"This Cat for his mother had Cathau the Blue, To Calais he does not belong; There's something about him of English breed, too, And that's why his tail is so long."[323]
About the beginning of the sixteenth century, Crétin, a Norman poet, combines encouragement of the French with the usual abuse of the English:—
"Praise shall reward the doughty deeds you do, And store of crowns, and golden angels, too; And, in the ransom of the 'long-tailed' crew, Their flesh and bone shall be as gold to you."[324]
As late as the seventeenth century, an echo of the gibe may still be heard. Larivey, in one of his comedies, Les Tromperies, makes a swaggering captain boast of the reputation which he has acquired by valiantly charging the English "tailards" when they attempted to land at Dieppe.[325] Still nearer our own day, Saint-Amant, who, indeed, is so modern that he was one of the original members of the French Academy and figures in Boileau's satires, has a reference to the English longtails in his Rome Ridicule. He incidentally claims for the French the strange merit of having rid their country of the goitre and of the king's evil by making carrion of the English invaders:—
"The goitre now we never see, And cruels, too, have ceased to be, E'er since we slew our 'tailard' foes And made them food to gorge the crows".[326]
By this time, however, the tradition had ceased to be popular; for in a note on this passage, Saint-Amant's contemporary, Conrart, thought it necessary to give an explanation of the epithet "quouez". According to him, it was justified by the fact that, in the case of the majority of Englishmen, the end of the os sacrum, called coccyx, actually protrudes and forms a tail![327]
But, even yet, the old cry has not wholly died out. In the Island of Guernsey, that genuine bit of Normandy, where it was once so frequently heard, it is perpetuated by the country children. They have a custom of slyly throwing at passers-by a hairy, clinging weed, which grows abundantly by the wayside.
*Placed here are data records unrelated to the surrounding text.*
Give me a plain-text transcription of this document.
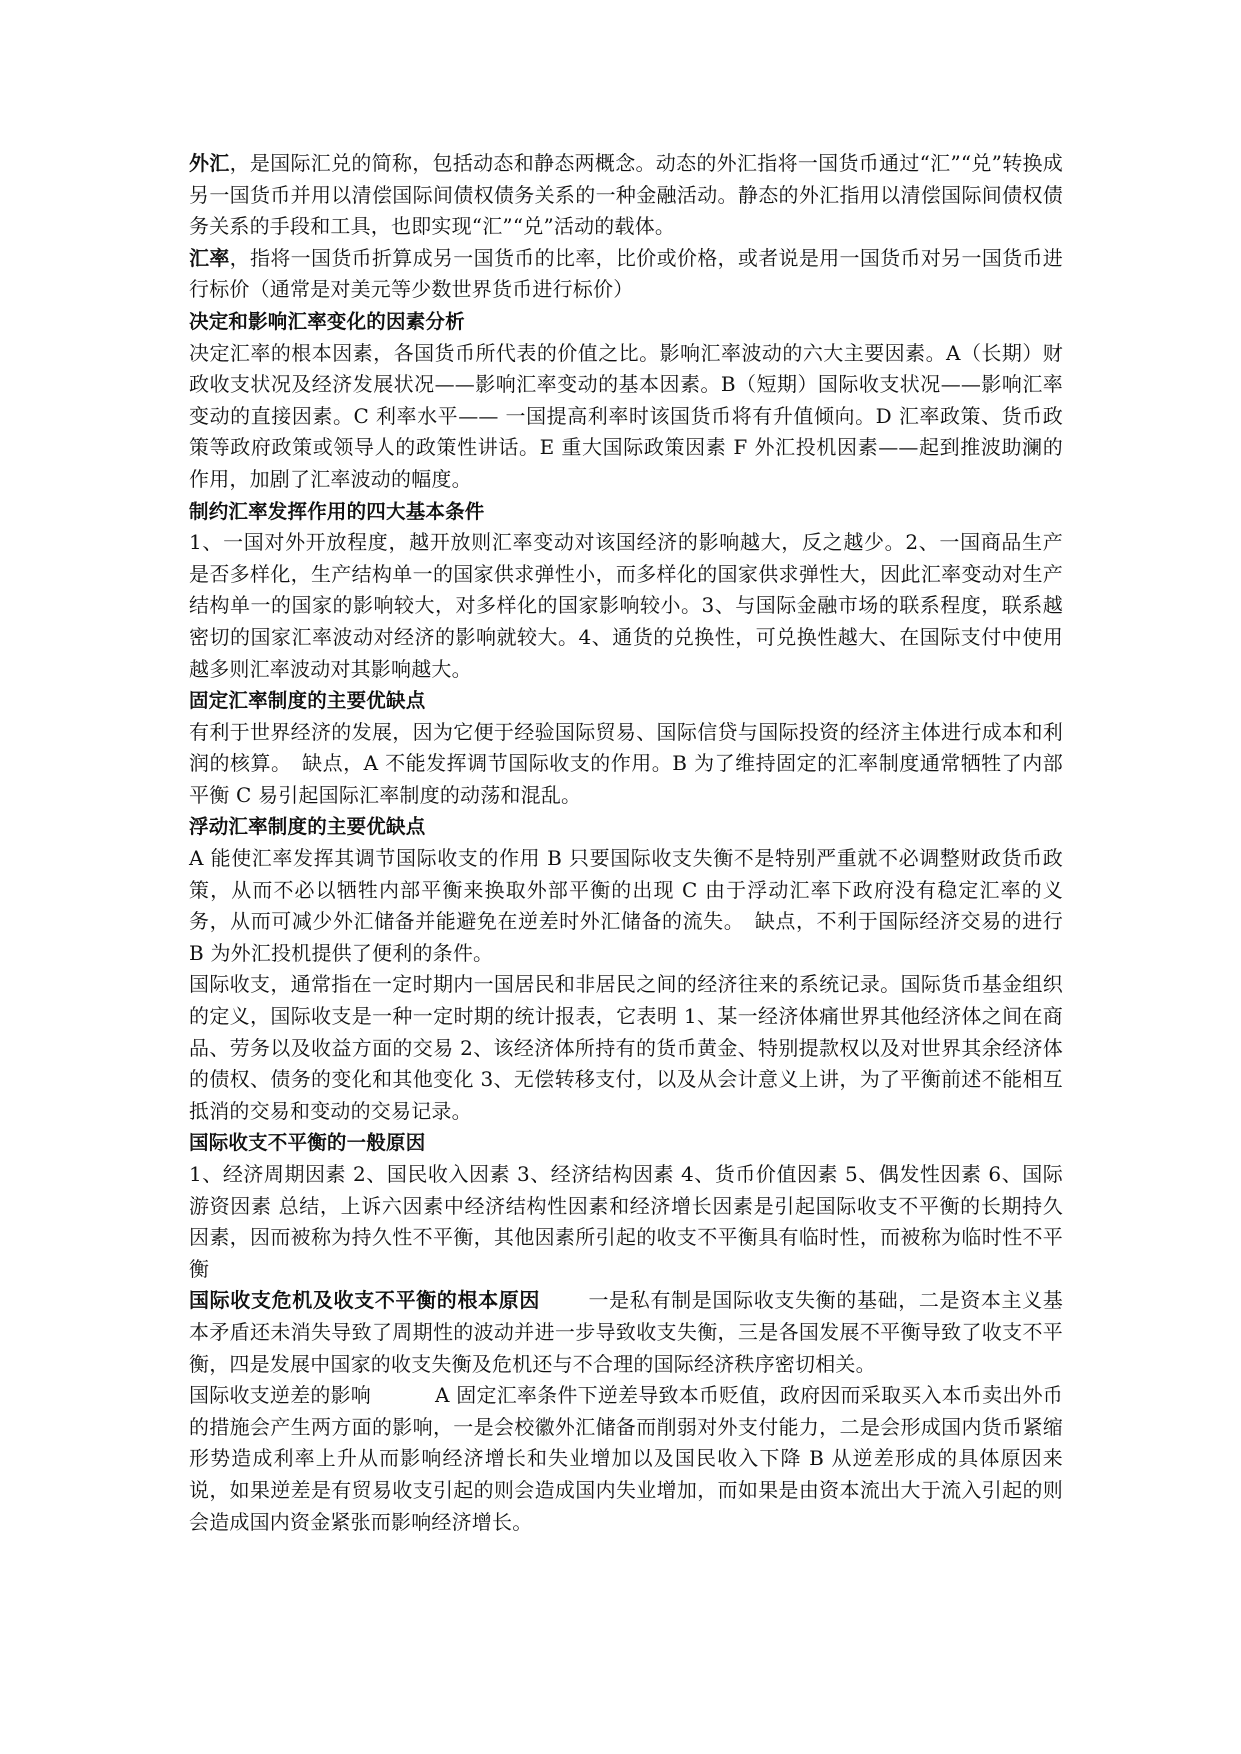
外汇，是国际汇兑的简称，包括动态和静态两概念。动态的外汇指将一国货币通过“汇”“兑”转换成另一国货币并用以清偿国际间债权债务关系的一种金融活动。静态的外汇指用以清偿国际间债权债务关系的手段和工具，也即实现“汇”“兑”活动的载体。

汇率，指将一国货币折算成另一国货币的比率，比价或价格，或者说是用一国货币对另一国货币进行标价（通常是对美元等少数世界货币进行标价）

决定和影响汇率变化的因素分析

决定汇率的根本因素，各国货币所代表的价值之比。影响汇率波动的六大主要因素。A（长期）财政收支状况及经济发展状况——影响汇率变动的基本因素。B（短期）国际收支状况——影响汇率变动的直接因素。C 利率水平—— 一国提高利率时该国货币将有升值倾向。D 汇率政策、货币政策等政府政策或领导人的政策性讲话。E 重大国际政策因素 F 外汇投机因素——起到推波助澜的作用，加剧了汇率波动的幅度。

制约汇率发挥作用的四大基本条件

1、一国对外开放程度，越开放则汇率变动对该国经济的影响越大，反之越少。2、一国商品生产是否多样化，生产结构单一的国家供求弹性小，而多样化的国家供求弹性大，因此汇率变动对生产结构单一的国家的影响较大，对多样化的国家影响较小。3、与国际金融市场的联系程度，联系越密切的国家汇率波动对经济的影响就较大。4、通货的兑换性，可兑换性越大、在国际支付中使用越多则汇率波动对其影响越大。

固定汇率制度的主要优缺点

有利于世界经济的发展，因为它便于经验国际贸易、国际信贷与国际投资的经济主体进行成本和利润的核算。　缺点，A 不能发挥调节国际收支的作用。B 为了维持固定的汇率制度通常牺牲了内部平衡 C 易引起国际汇率制度的动荡和混乱。

浮动汇率制度的主要优缺点

A 能使汇率发挥其调节国际收支的作用 B 只要国际收支失衡不是特别严重就不必调整财政货币政策，从而不必以牺牲内部平衡来换取外部平衡的出现 C 由于浮动汇率下政府没有稳定汇率的义务，从而可减少外汇储备并能避免在逆差时外汇储备的流失。　缺点，不利于国际经济交易的进行 B 为外汇投机提供了便利的条件。

国际收支，通常指在一定时期内一国居民和非居民之间的经济往来的系统记录。国际货币基金组织的定义，国际收支是一种一定时期的统计报表，它表明 1、某一经济体痛世界其他经济体之间在商品、劳务以及收益方面的交易 2、该经济体所持有的货币黄金、特别提款权以及对世界其余经济体的债权、债务的变化和其他变化 3、无偿转移支付，以及从会计意义上讲，为了平衡前述不能相互抵消的交易和变动的交易记录。

国际收支不平衡的一般原因

1、经济周期因素 2、国民收入因素 3、经济结构因素 4、货币价值因素 5、偶发性因素 6、国际游资因素 总结，上诉六因素中经济结构性因素和经济增长因素是引起国际收支不平衡的长期持久因素，因而被称为持久性不平衡，其他因素所引起的收支不平衡具有临时性，而被称为临时性不平衡

国际收支危机及收支不平衡的根本原因 一是私有制是国际收支失衡的基础，二是资本主义基本矛盾还未消失导致了周期性的波动并进一步导致收支失衡，三是各国发展不平衡导致了收支不平衡，四是发展中国家的收支失衡及危机还与不合理的国际经济秩序密切相关。

国际收支逆差的影响	A 固定汇率条件下逆差导致本币贬值，政府因而采取买入本币卖出外币的措施会产生两方面的影响，一是会校徽外汇储备而削弱对外支付能力，二是会形成国内货币紧缩形势造成利率上升从而影响经济增长和失业增加以及国民收入下降 B 从逆差形成的具体原因来说，如果逆差是有贸易收支引起的则会造成国内失业增加，而如果是由资本流出大于流入引起的则会造成国内资金紧张而影响经济增长。
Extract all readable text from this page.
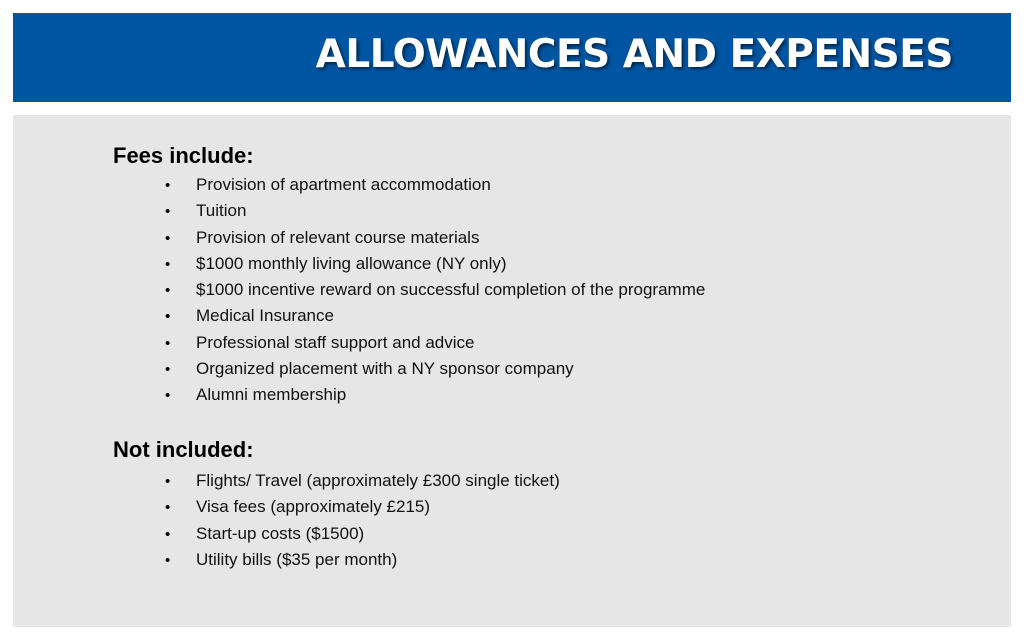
ALLOWANCES AND EXPENSES
Fees include:
• Provision of apartment accommodation
• Tuition
• Provision of relevant course materials
• $1000 monthly living allowance (NY only)
• $1000 incentive reward on successful completion of the programme
• Medical Insurance
• Professional staff support and advice
• Organized placement with a NY sponsor company
• Alumni membership
Not included:
• Flights/ Travel (approximately £300 single ticket)
• Visa fees (approximately £215)
• Start-up costs ($1500)
• Utility bills ($35 per month)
If any of it catches on to the victims of their childish trick, these are made aware of it by hearing themselves jeered at with cries of "la Coue!" The words are the very same as those recorded by Monstrelet; and this identity seems to justify the belief that they are a survival of the medieval scoff.
The Scots, sharing as they did the feeling of animosity entertained by the French against their English foes, were no less ready than they to give it expression; and the insulting taunt which they had learnt from their continental allies was adopted as an effective means to that end. It is not, however, amidst the excitement of international strife that the cry is first heard. The earliest instance of its use in the North Country is given by Bower. Under the date of 1217, he has an account of the mission to Scotland, undertaken by the Prior of Durham and the Archdeacon of York, in connection with the interdict under which the kingdom had been laid. These two prelates made themselves very unpopular by the mercenary spirit which they displayed; and a monkish satirist voiced the irritation which they aroused, in a strongly worded Latin poem, containing amongst other terms of reproach and invective, a denunciation of them as "tailards": —
"Those clerics, both in treach'rous England born, Are of the breed by whom long tails are worn".[328]
As regards the other instances supplied by the chroniclers, it is noteworthy that the insult was, in each case, avenged by the defeat of those who flung it at their enemies. The first occasion on which this is reported to have occurred was the battle of Dunbar, in 1296. The Castle, at that time one of the most important in Scotland, had been delivered over to the Scottish leaders by the Countess of Dunbar. Edward I at once sent John Plantagenet, Earl of Warrenne and Surrey, to recapture it. The garrison, conscious of its inability to hold out against the ten thousand foot and the thousand heavy-armed horse which the English leader commanded, agreed to surrender to him if it were not relieved within three days. In the meantime, John Baliol, anxious to retain so important a stronghold, sent his whole army of forty thousand foot and fifteen hundred horse to its succour. When the besieged saw this formidable force encamped on the heights above Spot, they felt confident of success; and in their premature exultation, they jeered at the English, calling them "tailed dogs", and threatening not only to kill them, but also to cut off their tails. Their boasts were not justified by the result. In the engagement that followed, the rashness of the Scots in abandoning their favourable position proved disastrous. Ten thousand of them fell on the field or during the pursuit; and next day the Castle surrendered at discretion to Edward, who came up from Berwick with the remainder of his army.[329]